The prestige of appearing at the famously bustling Midtown Manhattan address seems a world away from an album born out of improvisation from within a two million gallon subterranean water tank. ‘Cistern’ will act as a three minute oasis among the cheesy bombast of Broadway, the interminable neon skirmish assailing the eyes, and the home of the mother of all clusterfucks in waiting just up the road. Indeed, walk down 46th Street and then up 5th Avenue and you can be stood outside Trump Tower in ten minutes. The album Cistern is thoughtful and meticulous, agile and artful; in other words, the antithesis of that blustering merry-andrew giving the US Presidency a shot this November.

If you’re unaware of Bischoff’s work, you may recognise his name from a David Bowie tribute that went viral in February. He arranged Strung Out In Heaven following the great man’s passing, performed with Anna Calvi and longtime collaborator Amanda Palmer; it certainly felt more germane – and a whole lot more poignant – than Mumford and Sons banjoing their way through ‘It Ain’t Easy’. Bischoff has kept himself busy with an array of projects over the years (Parenthetical Girls, Xiu Xiu, The Degenerate Art Ensemble, The Dead Science, The Wordless Music Orchestra to name but five), though he dropped onto the radar for most when his first solo album Composed was released in 2012. Most eye-catching among an album full of collaborations is a collusion with the ever musically promiscuous David Byrne. Their single ‘Eyes’ is a dynamically exquisite four and a half minute foxtrot with coercive timpani and exotic strings.

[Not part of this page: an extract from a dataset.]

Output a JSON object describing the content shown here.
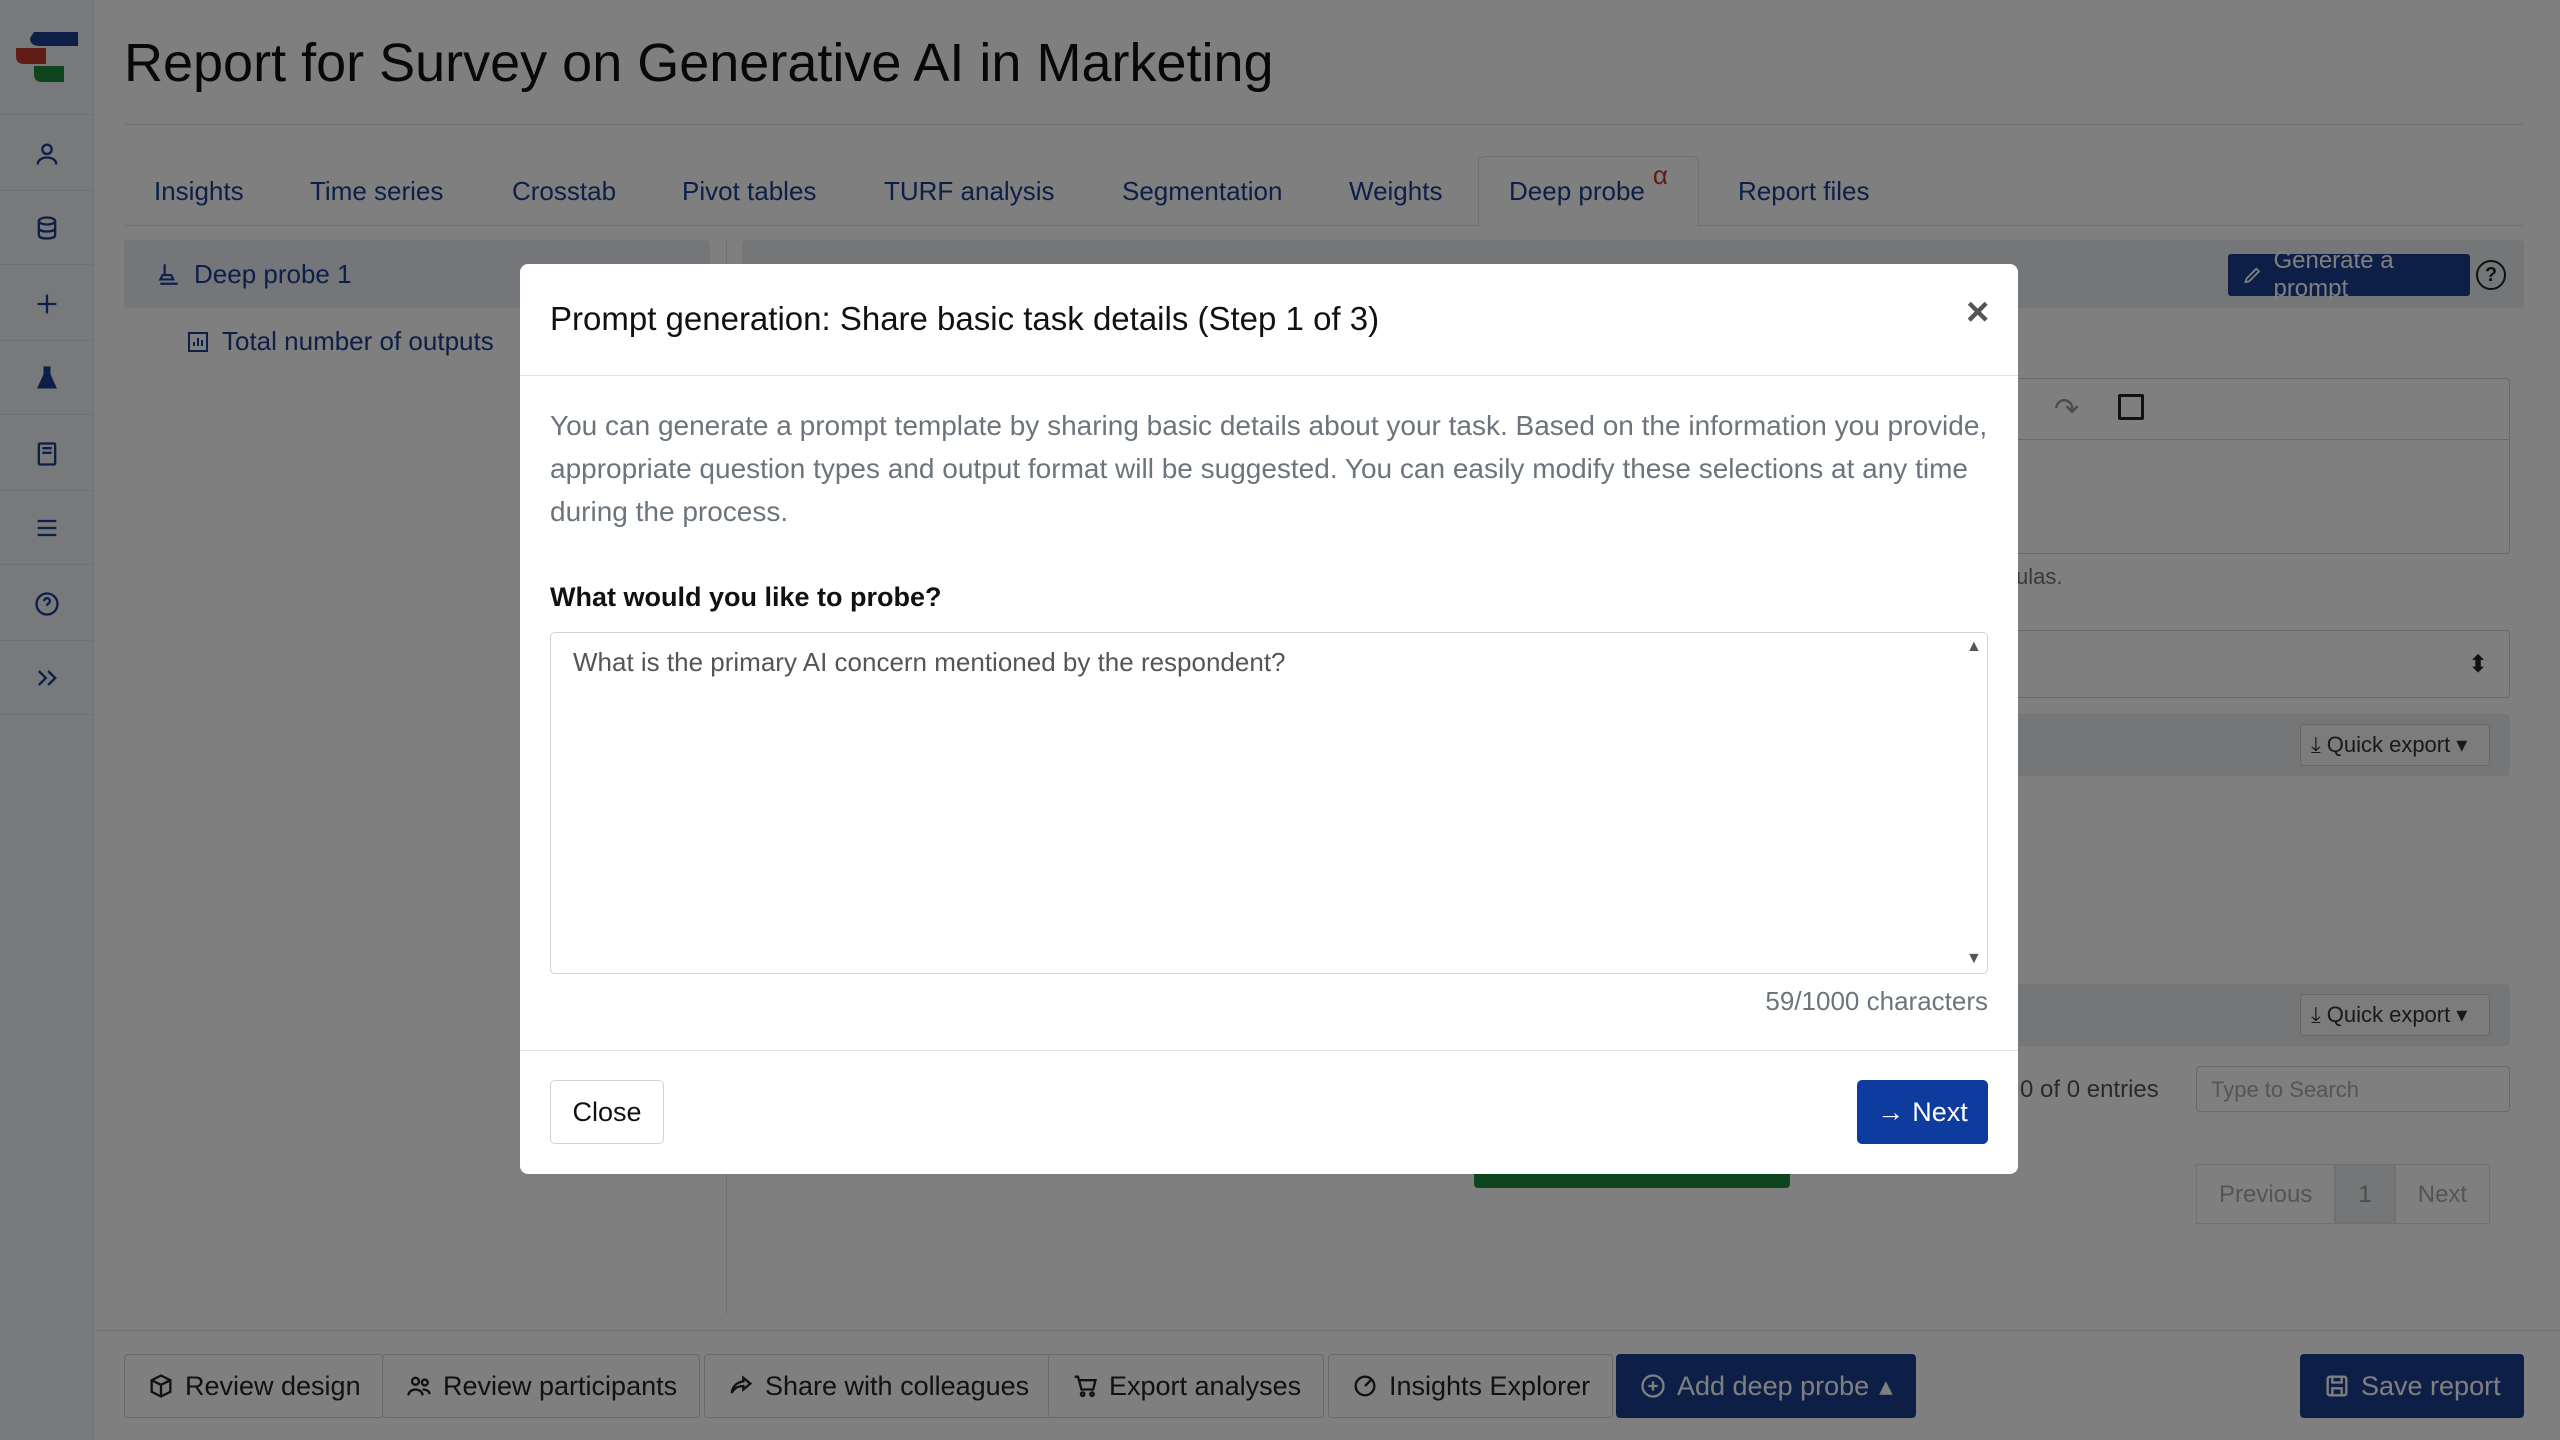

Cistern couldn’t be any less elaborate. If Composed was about active participation between composer and singer, then this time the main collaborator is the space itself, which Bischoff found deep within the tank based in Fort Worden in Port Townsend, Washington. “The vast emptiness of the cistern generates a reverb decay that lasts 45 seconds,” said Bischoff in an interview. “That means, if you snap your fingers, the sound lasts 45 seconds. That amount of reverberation is an absolutely wild environment to try to create music in”.

The composer spent three days improvising within the commodious environs, the conditions forcing him to slow everything down, and to think more about space than he’d ever done previously. Impracticalities such as not having enough air for the woodwind section, meant the album had to be recorded at the Future-Past Studios – a converted 19th-Century church in Hudson – nevertheless the echoey provenance of the project still resonates. There are still frills if you listen closely enough, provided by the New York ensemble Contemporaneous (check out opening track ‘Automatism’), but the name of the game here is meditative ambience. Despite the pervasive quietude (if that isn’t an oxymoron), it’s a record that is never short of being compelling, whether on the more serene numbers, like ‘Cas(s)iopeia’, or the more foreboding, like the title track.

For Bischoff, the experience also brought back vivid childhood recollections of travelling the open ocean in a sailboat. Born in Sacramento, CA, he spent time during his youth sailing the North Pacific with his parents, and then again as a teenager, floating down the Panama Canal and around the Caribbean for a couple of years. If Bischoff has spent an inordinate amount of time sailing on the water, then much of Cistern is more like how you might imagine being submerged within it feels. Landlubbers need not fear this album however. Midtown NYC is the beating heart of the metropolis after all. For three minutes every night in August, Time Square will belong to Bischoff. Let’s just hope and pray that November and the White House don’t belong to that terrifying demagogue The Donald.